6. Remember - it's just a f**king business. A large part of my identity was once intertwined with my business, and after I got out, I no longer knew who I really was. You can always start another business, should you be a glutton for 80-hour workweeks, or you can use the end of the business as an opportunity to find a more fulfilling career. I found writing and academia to be a million times more satisfying than I ever did as a business owner, and - while I felt lousy and almost suicidal in 1999 when I started over - having my business fail was one of the best things that ever happened to me.

6 comments:

Anonymous said...

Is there anything you HAVEN'T done, Mike? Sheesh!
Oh, good post though.

SensorG said...

Mike - you've written alot about owning your own business. Exactly what local company did you own?

historymike said...

Anonymous:

Heh. I was in the "Job of the Month Club" for a while, so I suppose my work experiences are quite diverse.

historymike said...

Sensor G:

I owned or co-owned a few businesses in the area: a party store, a resale shop, and a small coin business. However, my longest and costliest stint was as a five-store franchisee for a national pizza chain, the one that advertises a $5 hot-and-ready pizza. I bought some existing restaurants that were a bit rundown and under-marketed, and I revitalized them, remodeling them and doubling unit sales in about five years.

However, I was also young and reckless, and I managed to nearly double my debt load, so the net result was that I was in a precarious position when my business got hit with a new national competitor (Papa John's) and a near-doubling of cheese prices in 1997-98 due to a combination of droughts and high beef prices (dairy farmers sent a ton of moo-cows to the slaughterhouse because feed grain was outrageous and Bessie was worth more as ground beef and strip steaks).

Que será, será. As my 10-year franchise agreement wound down, the franchisor wanted another huge chunk of change for the franchisee fees, plus a bunch of back royalties and national advertising contributions, and there was no way in hell a bank would touch that debt-laden business. Besides, even if I managed to swet-talk my way into a new loan, why the hell would I work 80 hours a week for a measly $30 or $40 grand, along with all the big-time headaches asociated with owning a business?

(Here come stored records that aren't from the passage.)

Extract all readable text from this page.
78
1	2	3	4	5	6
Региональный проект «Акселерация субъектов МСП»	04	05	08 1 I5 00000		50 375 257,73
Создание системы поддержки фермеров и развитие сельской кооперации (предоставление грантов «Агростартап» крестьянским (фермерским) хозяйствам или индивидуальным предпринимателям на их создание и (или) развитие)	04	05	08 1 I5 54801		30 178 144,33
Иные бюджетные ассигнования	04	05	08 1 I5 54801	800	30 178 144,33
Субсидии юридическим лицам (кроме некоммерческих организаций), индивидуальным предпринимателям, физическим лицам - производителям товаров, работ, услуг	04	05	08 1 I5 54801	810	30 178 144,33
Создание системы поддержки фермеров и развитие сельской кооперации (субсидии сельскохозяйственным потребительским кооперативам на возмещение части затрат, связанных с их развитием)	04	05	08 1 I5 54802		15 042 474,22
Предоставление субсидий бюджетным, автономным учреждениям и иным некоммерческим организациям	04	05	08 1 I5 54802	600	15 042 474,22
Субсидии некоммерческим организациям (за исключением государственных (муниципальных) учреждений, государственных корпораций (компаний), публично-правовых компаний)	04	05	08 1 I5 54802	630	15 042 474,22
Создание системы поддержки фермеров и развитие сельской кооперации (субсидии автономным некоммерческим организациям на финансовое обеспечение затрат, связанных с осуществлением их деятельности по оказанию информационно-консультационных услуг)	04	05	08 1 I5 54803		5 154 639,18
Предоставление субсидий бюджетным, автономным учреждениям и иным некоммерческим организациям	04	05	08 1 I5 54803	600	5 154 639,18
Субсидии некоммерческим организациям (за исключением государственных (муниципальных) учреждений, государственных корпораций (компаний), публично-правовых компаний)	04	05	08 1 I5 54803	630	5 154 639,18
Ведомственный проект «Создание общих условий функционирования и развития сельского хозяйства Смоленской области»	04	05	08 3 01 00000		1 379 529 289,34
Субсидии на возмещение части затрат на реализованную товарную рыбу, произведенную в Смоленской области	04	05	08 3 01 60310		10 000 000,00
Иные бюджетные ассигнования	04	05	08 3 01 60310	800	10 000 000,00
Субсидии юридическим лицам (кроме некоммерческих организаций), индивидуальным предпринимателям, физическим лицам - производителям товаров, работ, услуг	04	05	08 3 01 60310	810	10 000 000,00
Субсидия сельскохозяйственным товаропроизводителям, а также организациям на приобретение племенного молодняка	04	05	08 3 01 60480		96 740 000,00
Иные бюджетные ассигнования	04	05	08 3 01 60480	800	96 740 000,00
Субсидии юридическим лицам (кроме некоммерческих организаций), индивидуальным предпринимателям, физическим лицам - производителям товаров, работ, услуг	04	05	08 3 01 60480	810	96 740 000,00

I was burnt out, chewed up, and plain old tired, so I just tossed them the keys and left with hardly a nickel. I was more concerned about paying off every two-bit vendor than I was about feeding my family, and that was a bad mistake.

BTW - I came up with that $5 program and name in 1997 locally here in Toledo, and it eventually became a winner. However, as a franchisee you automatically waive any copyright claims for products or promotions you develop, so I have doodly-squat to show for that piece of smart marketing.

Yet I learned a lifetime worth of lessons while wearing the owner's hat, and - though I regret losing almost all my savings - I am a better person for having survived the roller coaster ride that is owning a retail business.

Mad Jack said...

A good friend of mine owned his own business for a while. He employed 70 people and made more money than he knew what to do with - literally. Today the place is boarded up, the last employee having been fired a year ago. He tried his best to retain employees by seniority, to no avail. In hindsight, he should have sold the place just prior to the business apex. On the slide towards the drain, he could have closed up shop.

Older, wiser, broker.

Anonymous said...

It is a helpful post and very useable tips for the small business! Thanks for sharing!